REPUBLIKA.CO.ID, JAKARTA -- Kenaikan gaji hakim agung harus dibarengi dengan peningkatan kinerja dan kualitas putusan di tubuh Mahkamah Agung (MA). Pemerintah harus memiliki tolok ukur agar pemberian apresiasi yang besar itu bukan hanya menjadi beban APBN.
Pemerintah bersedia menaikkan gaji hakim agung dua kali lipat dari penghasilan sebelumnya. Peningkatan itu berdasarkan Peraturan Pemerintah (PP) Nomor 55/2014 tentang Hak Keuangan dan Fasilitas Hakim Agung dan Hakim Konstitusi.
Senin (7/7), Presiden Susilo Bambang Yudhoyono (SBY) menandatangani PP tersebut.

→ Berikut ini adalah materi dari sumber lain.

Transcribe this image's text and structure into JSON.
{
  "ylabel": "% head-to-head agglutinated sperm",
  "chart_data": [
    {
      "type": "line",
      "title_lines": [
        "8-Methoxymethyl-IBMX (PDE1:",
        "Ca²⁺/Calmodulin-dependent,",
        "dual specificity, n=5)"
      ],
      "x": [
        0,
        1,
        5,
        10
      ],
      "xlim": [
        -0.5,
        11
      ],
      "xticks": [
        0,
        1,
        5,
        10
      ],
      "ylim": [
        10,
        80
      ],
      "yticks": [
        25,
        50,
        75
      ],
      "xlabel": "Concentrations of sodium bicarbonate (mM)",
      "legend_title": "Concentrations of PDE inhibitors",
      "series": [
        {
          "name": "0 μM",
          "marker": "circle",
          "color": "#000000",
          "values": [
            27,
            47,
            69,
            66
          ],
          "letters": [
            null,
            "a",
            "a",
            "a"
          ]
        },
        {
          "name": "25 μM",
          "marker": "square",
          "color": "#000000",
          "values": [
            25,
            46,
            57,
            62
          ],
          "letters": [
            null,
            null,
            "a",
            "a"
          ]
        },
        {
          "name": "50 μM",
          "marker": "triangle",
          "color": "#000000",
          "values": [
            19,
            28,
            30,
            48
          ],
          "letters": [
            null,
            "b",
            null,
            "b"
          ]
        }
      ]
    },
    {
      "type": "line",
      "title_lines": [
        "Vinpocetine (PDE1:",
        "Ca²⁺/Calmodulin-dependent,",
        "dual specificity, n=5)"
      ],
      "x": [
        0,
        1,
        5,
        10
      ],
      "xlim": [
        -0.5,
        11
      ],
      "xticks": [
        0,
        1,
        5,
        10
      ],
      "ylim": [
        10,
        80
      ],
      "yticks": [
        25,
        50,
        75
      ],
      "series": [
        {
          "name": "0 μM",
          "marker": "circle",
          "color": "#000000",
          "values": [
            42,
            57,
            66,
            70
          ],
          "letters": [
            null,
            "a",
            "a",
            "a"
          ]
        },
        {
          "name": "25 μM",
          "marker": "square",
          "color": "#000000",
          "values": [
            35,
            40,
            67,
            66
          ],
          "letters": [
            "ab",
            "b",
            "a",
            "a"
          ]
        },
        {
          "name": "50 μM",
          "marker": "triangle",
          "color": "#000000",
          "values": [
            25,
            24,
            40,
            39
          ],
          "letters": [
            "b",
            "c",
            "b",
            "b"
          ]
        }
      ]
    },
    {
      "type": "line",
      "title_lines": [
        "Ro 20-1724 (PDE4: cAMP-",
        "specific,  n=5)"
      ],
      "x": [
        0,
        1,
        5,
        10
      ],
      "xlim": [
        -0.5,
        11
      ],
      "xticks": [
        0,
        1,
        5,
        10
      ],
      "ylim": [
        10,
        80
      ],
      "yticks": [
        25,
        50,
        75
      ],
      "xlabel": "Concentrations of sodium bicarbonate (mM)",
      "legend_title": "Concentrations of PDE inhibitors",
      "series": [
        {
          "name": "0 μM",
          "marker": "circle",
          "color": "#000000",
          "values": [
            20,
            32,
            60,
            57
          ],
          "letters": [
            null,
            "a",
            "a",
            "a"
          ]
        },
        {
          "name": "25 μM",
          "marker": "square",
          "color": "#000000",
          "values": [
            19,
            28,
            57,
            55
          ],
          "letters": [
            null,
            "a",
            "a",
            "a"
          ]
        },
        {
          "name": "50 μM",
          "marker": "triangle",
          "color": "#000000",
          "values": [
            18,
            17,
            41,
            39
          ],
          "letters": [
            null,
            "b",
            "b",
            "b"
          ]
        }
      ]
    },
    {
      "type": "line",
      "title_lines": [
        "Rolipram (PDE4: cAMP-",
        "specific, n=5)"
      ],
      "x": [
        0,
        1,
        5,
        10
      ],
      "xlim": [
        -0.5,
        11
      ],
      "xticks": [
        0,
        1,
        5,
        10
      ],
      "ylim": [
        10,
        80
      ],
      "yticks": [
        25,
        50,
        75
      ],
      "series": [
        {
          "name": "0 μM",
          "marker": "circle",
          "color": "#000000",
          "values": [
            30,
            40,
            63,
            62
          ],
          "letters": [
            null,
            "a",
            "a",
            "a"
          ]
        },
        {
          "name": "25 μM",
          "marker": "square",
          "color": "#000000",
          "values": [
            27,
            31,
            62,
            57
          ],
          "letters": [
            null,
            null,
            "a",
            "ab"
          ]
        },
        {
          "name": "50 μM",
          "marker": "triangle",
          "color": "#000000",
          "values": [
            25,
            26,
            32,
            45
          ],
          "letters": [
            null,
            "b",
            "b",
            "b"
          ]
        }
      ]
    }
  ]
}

Gaji ketua MA yang awalnya hanya Rp 40 juta per bulan sekarang menjadi Rp 121 juta. Sedangkan anggota hakim agung dari Rp 29,6 juta menjadi Rp 72 juta per bulan.
"Jangan sampai, ada kenaikan gaji, namun kinerja MA tak mengalami perubahan," kata pengamat hukum Universitas Parahyangan, Bandung, Ahad (13/7).
Dia menambahkan, pemerintah harus memperhatikan tiga faktor atas kenaikan gaji tersebut. Pertama, jangan sampai pemberian gaji besar itu membenani anggaran. Kedua tidak menciptakan kesenjangan dengan penyelenggara negara lain. Ketiga, peningkatan kualitas MA.
Menurut Asep, perlu ada tolok ukur, apakah kenaikan gaji sejalan dengan kinerja dan kualitas lembaga peradilan tertinggi itu. Tunjangan yang mereka terima bisa dikurangi kalau tak terlihat perubahan signifikan terhadap citra peradilannya.
"Saya setuju, cara memberantas mafia peradilan dan wujudkan hukum berkualitas adalah dengan meningkatkan kesejahteraan para hakimnya. Secara teori, itu adalah pendekatan yang cocok," ujar dia.
Dikatakan, tak sembarangan orang dapat menjadi hakim agung. Jika sekarang mereka memperoleh pengasilan yang besar, maka harus ada sanksi yang tepat. Tuntutan semumur hidup bagi mantan Ketua MK, Akil Mochtar dapat menjadi terapan di MA.
Ketua KY, Suparman Marzuki menambahkan, kenaikan gaji tersebut juga akan diikuti pemberian sanksi yang lebih ketat bagi hakim agung yang terbukti melanggar kode etik dan perilaku hakim. KY tak akan lagi mentoleransi penyimpangan yang diduga dilakukan para hakim agung ke depannya.
"Para hakim agung harus menyesuaikan diri dan menigkatkan kinerja kualitas putusannya," kata Marzuki.
Ia memberikan apresiasi kepada pemerintah atas kebijakannya menaikan gaji hakim agung. Apalagi, sudah seharusnya seorang hakim MA memperoleh penghasilan dengan besaran nominal itu. Sebab akan ada dampak moral ke para penerimanya.
Marzuki berharap, mereka tidak lagi mengeluh soal rendahnya gaji yang diterima jika dibandingkan dengan gaji hakim peradilan di bawahnya.
Ketua Ikatan Hakim Indonesia (Ikahi) Cabang MA, Gayus Lumbuun menambahkan, kenaikan gaji tersebut sudah pas dengan kebutuhan para hakim agung. Hal ini dinilainya dapat menjadi solusi atas kebutuhan para hakim agung memperoleh apresiasi negara.
"Karena tugas hakim agung berat, perkara yang menumpuk, waktu yang tercurahkan, sampai tidak pulang, tangung jawabnya besar. Dengan gaji sekarang, tidak ada lagi alasan mengeluh," ujar dia.